UK's Metro Bank Teeters after Bond Sale Fails. Shares Collapsed 95%

Hedge-fund manager Steven Cohen and Michael Bloomberg are among those ruing the day they bought the crushed shares of the UK bank touted as a "bargain"...

Even by its own recent standards, Metro Bank has had a torrid week. On Monday, shares of the British retail bank tumbled 5%, on Tuesday, 25%, on Wednesday, 5%, and on Thursday, 4.5%, before staging a brief comeback in the final hours of trading on Friday, to end the week 35% lower. By Friday morning, it was the second most-shorted stock on the FTSE all shares index, behind the collapsed travel & vacation-giant Thomas Cook.

The main trigger for this week’s rout was the bank’s failure on Monday to raise a much-needed £250 million by issuing non-preferred bonds that deeply skeptical investors spurned.
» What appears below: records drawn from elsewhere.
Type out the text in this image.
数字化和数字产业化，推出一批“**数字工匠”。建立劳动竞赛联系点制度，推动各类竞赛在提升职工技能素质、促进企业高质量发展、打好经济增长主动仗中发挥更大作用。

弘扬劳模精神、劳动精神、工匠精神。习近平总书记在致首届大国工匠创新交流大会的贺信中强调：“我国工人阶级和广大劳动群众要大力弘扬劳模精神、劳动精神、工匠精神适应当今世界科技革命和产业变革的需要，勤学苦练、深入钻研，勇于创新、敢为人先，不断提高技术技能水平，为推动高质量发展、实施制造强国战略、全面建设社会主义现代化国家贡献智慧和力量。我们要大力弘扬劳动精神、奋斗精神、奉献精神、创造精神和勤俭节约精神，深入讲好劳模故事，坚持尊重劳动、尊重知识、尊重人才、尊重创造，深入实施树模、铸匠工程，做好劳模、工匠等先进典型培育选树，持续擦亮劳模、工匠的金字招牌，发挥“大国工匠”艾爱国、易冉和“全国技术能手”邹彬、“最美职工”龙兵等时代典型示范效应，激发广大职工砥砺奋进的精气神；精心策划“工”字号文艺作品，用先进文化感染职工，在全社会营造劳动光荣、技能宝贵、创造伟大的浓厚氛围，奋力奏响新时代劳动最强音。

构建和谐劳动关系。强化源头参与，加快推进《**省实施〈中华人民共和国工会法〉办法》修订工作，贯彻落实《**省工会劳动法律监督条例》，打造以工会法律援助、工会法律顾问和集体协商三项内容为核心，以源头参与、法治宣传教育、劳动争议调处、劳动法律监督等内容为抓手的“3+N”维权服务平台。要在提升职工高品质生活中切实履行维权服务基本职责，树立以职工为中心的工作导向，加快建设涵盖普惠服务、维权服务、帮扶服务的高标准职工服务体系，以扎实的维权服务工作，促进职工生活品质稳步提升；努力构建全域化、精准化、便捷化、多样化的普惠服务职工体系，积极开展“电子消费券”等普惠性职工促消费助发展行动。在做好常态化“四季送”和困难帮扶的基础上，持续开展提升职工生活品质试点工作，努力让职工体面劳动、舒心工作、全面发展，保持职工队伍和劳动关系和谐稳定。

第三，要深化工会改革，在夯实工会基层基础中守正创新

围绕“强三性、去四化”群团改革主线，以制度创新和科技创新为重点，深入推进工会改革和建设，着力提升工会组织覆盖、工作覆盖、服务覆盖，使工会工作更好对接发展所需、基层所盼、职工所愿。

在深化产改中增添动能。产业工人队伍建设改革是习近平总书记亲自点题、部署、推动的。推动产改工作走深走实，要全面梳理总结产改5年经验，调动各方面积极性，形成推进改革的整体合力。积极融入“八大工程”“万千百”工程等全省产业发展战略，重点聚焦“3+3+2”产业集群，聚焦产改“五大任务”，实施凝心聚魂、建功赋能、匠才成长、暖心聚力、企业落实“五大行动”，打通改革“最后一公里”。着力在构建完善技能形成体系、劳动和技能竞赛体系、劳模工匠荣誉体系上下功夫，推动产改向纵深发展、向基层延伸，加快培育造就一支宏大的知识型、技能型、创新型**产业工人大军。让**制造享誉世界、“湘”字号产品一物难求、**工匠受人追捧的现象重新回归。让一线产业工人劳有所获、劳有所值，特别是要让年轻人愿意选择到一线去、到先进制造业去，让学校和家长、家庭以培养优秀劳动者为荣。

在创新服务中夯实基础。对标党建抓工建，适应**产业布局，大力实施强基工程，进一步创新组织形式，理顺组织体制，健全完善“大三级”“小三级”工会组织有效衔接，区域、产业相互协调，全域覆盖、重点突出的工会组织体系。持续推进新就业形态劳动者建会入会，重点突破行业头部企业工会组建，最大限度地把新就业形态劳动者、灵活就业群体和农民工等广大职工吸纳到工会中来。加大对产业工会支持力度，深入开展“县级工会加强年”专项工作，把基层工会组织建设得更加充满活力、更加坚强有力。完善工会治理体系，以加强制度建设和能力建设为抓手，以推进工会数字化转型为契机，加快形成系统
Despite trying to lure buyers with an interest rate of 7.5%, double the rate of similar offerings, Metro only attracted £175 million worth of orders, prompting the embattled lender to pull the plug on the bond sale.
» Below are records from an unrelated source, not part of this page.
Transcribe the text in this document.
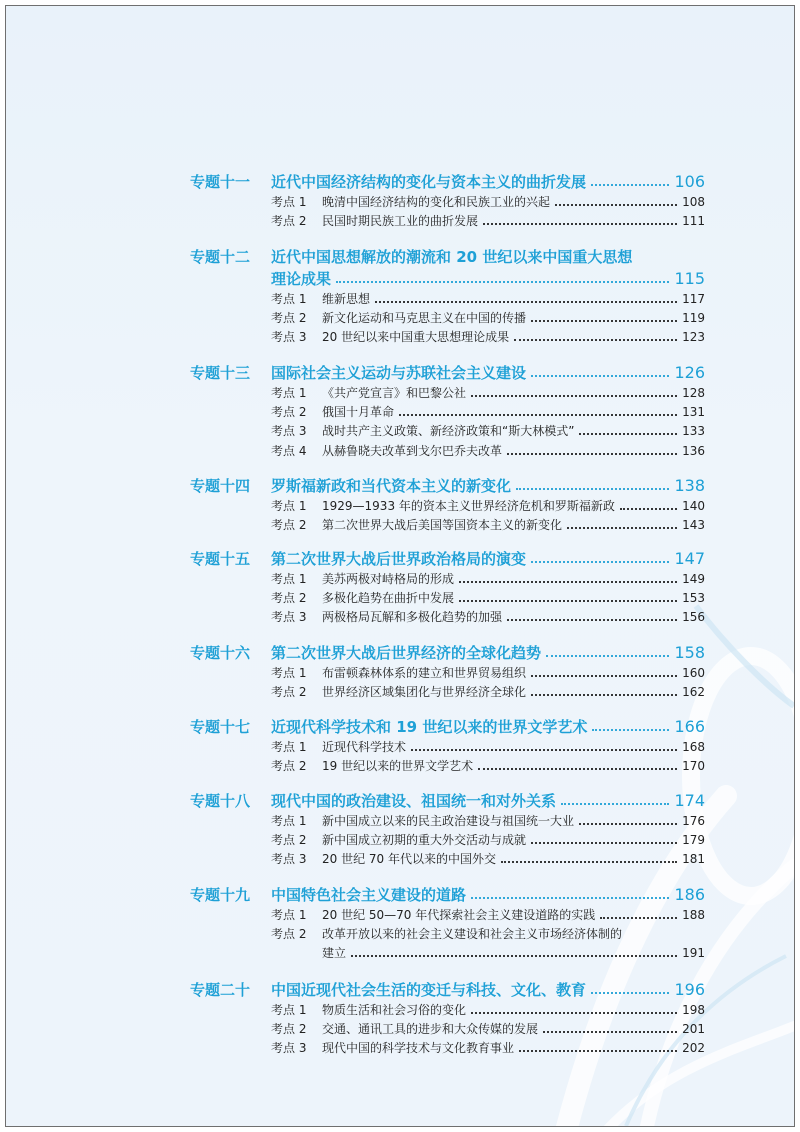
专题十一 近代中国经济结构的变化与资本主义的曲折发展	106
考点 1 晚清中国经济结构的变化和民族工业的兴起	108
考点 2 民国时期民族工业的曲折发展	111
专题十二 近代中国思想解放的潮流和 20 世纪以来中国重大思想
理论成果	115
考点 1 维新思想	117
考点 2 新文化运动和马克思主义在中国的传播	119
考点 3 20 世纪以来中国重大思想理论成果	123
专题十三 国际社会主义运动与苏联社会主义建设	126
考点 1 《共产党宣言》和巴黎公社	128
考点 2 俄国十月革命	131
考点 3 战时共产主义政策、新经济政策和“斯大林模式”	133
考点 4 从赫鲁晓夫改革到戈尔巴乔夫改革	136
专题十四 罗斯福新政和当代资本主义的新变化	138
考点 1 1929—1933 年的资本主义世界经济危机和罗斯福新政	140
考点 2 第二次世界大战后美国等国资本主义的新变化	143
专题十五 第二次世界大战后世界政治格局的演变	147
考点 1 美苏两极对峙格局的形成	149
考点 2 多极化趋势在曲折中发展	153
考点 3 两极格局瓦解和多极化趋势的加强	156
专题十六 第二次世界大战后世界经济的全球化趋势	158
考点 1 布雷顿森林体系的建立和世界贸易组织	160
考点 2 世界经济区域集团化与世界经济全球化	162
专题十七 近现代科学技术和 19 世纪以来的世界文学艺术	166
考点 1 近现代科学技术	168
考点 2 19 世纪以来的世界文学艺术	170
专题十八 现代中国的政治建设、祖国统一和对外关系	174
考点 1 新中国成立以来的民主政治建设与祖国统一大业	176
考点 2 新中国成立初期的重大外交活动与成就	179
考点 3 20 世纪 70 年代以来的中国外交	181
专题十九 中国特色社会主义建设的道路	186
考点 1 20 世纪 50—70 年代探索社会主义建设道路的实践	188
考点 2 改革开放以来的社会主义建设和社会主义市场经济体制的
建立	191
专题二十 中国近现代社会生活的变迁与科技、文化、教育	196
考点 1 物质生活和社会习俗的变化	198
考点 2 交通、通讯工具的进步和大众传媒的发展	201
考点 3 现代中国的科学技术与文化教育事业	202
“Failure to get enough support for a product that is yielding 7.5% is quite remarkable when you consider how investors are struggling to find generous levels of income in the current market,” said Russ Mould, the investment director of AJ Bell.

“It suggests that investors don’t trust the bank or they believe the 7.5% yield is simply not high enough to compensate for the risks of owning such a product.”